Modular Data Centre and Data Centre:New initiative was taken up for the project of implementation of a full-fledged Data Centre at the server room to house namely High performance Computing Facilities, CMS Grid Infrastructure, HA Cluster etc. To house the Disaster Recovery(DR) infrastructure, a Modular Data Centre (MDC) was procured and installed. The Modular Data Centre or MDC, i.e. a Data Centre in a box with all the functionality of a formal Data Centre (DC), e.g. Precision Air Conditioning, HA UPS, Proper design of rack for air-flow etc. MDC architecture is also chosen for its movability. In future if the Institute opens up another campus, we would be able to shift the MDC to that campus to achieve better disaster recovery (DR) functionality and meet the guidelines of a proper DR setup. Both the projects assume availability of appropriate backup power like DG sets. Purpose and some of the benefits of the Data Centre and MDC are given as under:
- To house the Disaster Recovery Setup of HA Cluster
- MDC is a one cabinet Data Centre with UPS, Precision Air Conditioning, Fire Suppression System.
- Scalable system, more resources can be added in the MDC
- MDC can be relocated to location better suited for a DR scenario.
- The DR setup would be able to provide much needed service continuity for all the central services like email, web, ftp, proxy and other applications.
- Precision Air Conditioning
- Appropriate Cooling for High Density Racks
- High available AC, POWER
- Remote Monitoring and Alerts
- Handling cases of Fire, Water leakage etc.
- Economical use of power
New Website for the Institute:The division along with members of New-Website committee worked hand in hand to address the need of a structured CMS (Content Management System) based website for our Institute incorporating modern technology, standards, and UAT and security guidelines. Using the system departmental, personal, different application part of the website can be updated by the authorised persons in a de-centralized manner. Apart from that the scope includes implementation of some applications like Conferences, Colloquia/Seminar, Newsletter, Tender Management, Telephone Directory, Video and Image Gallery, Document Store, dashboard etc. The implementation includes a unique “Class of User” concept for authentication for various services/applications. The new website was inaugurated on the foundation day i.e. 11th Jan, 2014 by the Director. Apart from some applications the project is mostly complete.

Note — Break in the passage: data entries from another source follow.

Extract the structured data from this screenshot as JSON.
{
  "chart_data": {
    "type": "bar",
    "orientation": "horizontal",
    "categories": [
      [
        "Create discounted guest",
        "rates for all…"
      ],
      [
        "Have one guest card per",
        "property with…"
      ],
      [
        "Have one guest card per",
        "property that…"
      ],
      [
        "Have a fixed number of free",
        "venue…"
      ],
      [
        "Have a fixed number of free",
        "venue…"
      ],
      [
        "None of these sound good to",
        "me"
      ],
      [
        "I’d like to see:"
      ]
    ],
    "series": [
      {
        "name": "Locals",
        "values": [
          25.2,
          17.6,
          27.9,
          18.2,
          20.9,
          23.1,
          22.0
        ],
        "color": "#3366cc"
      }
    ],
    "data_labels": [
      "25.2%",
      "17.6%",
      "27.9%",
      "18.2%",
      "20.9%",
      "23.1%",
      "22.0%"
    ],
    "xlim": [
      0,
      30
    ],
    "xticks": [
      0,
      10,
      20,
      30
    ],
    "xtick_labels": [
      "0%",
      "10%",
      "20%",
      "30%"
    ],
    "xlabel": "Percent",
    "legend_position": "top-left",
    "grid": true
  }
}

Perimeter and End Point Security and other Security Measures: The Project of hardware Firewall/Unified Threat Management (UTM) system for perimeter and end points, the system was installed/configured was placed in the network replacing its software counterpart. Other than basic Firewalling/Intrusion Prevention System, the UTM also works as a gateway agent for malware and spam control. Some of the benefits of the Unified Threat Management (UTM) system are the following:
- Hardware Gateway for high-speed Access (>1Gbps)
- Authenticated Access and hardware
- Anti-malware Gateway
- Hardware Firewall
- High Availability of Firewall and Internet access
- Network Access Control and endpoint security
The division also takes care of the various IT security needs of the above installations and that of the Institute at large. The recommendations and guidelines of the CISAG (Computer & Information Security Advisory Group), DAE are followed and periodic exercises and assessments are carried out. As instructed by the CISAG (Chief Information Security Audit Group, DAE), initiatives were taken to form a group of technical members to help CISO in the domain of work.
The facilities are also extended to all conferences and workshops held in the institute and to the visitors, summer students and undergraduate associates. Computation is another important facility provided by the Division to the inside and outside users of the Institute. Four 4-CPU servers and one 32 CPU server are run round the clock to serve this purpose. The division also takes care of the various IT security needs of the above installations and that of the Institute at large. The recommendations and guidelines of the CISAG (Computer & Information Security Advisory Group), DAE are followed and periodic exercises and assessments are carried out. As instructed by the CISAG Chief Information Security Audit Group, DAE initiatives were taken to form a group of technical members to help CISO in the domain of work.
Apart from these the members of the Division are also involved in Users' counseling, in-house software development, research in different fields of Computer Science as well as training to the students in the discipline of Computer Science.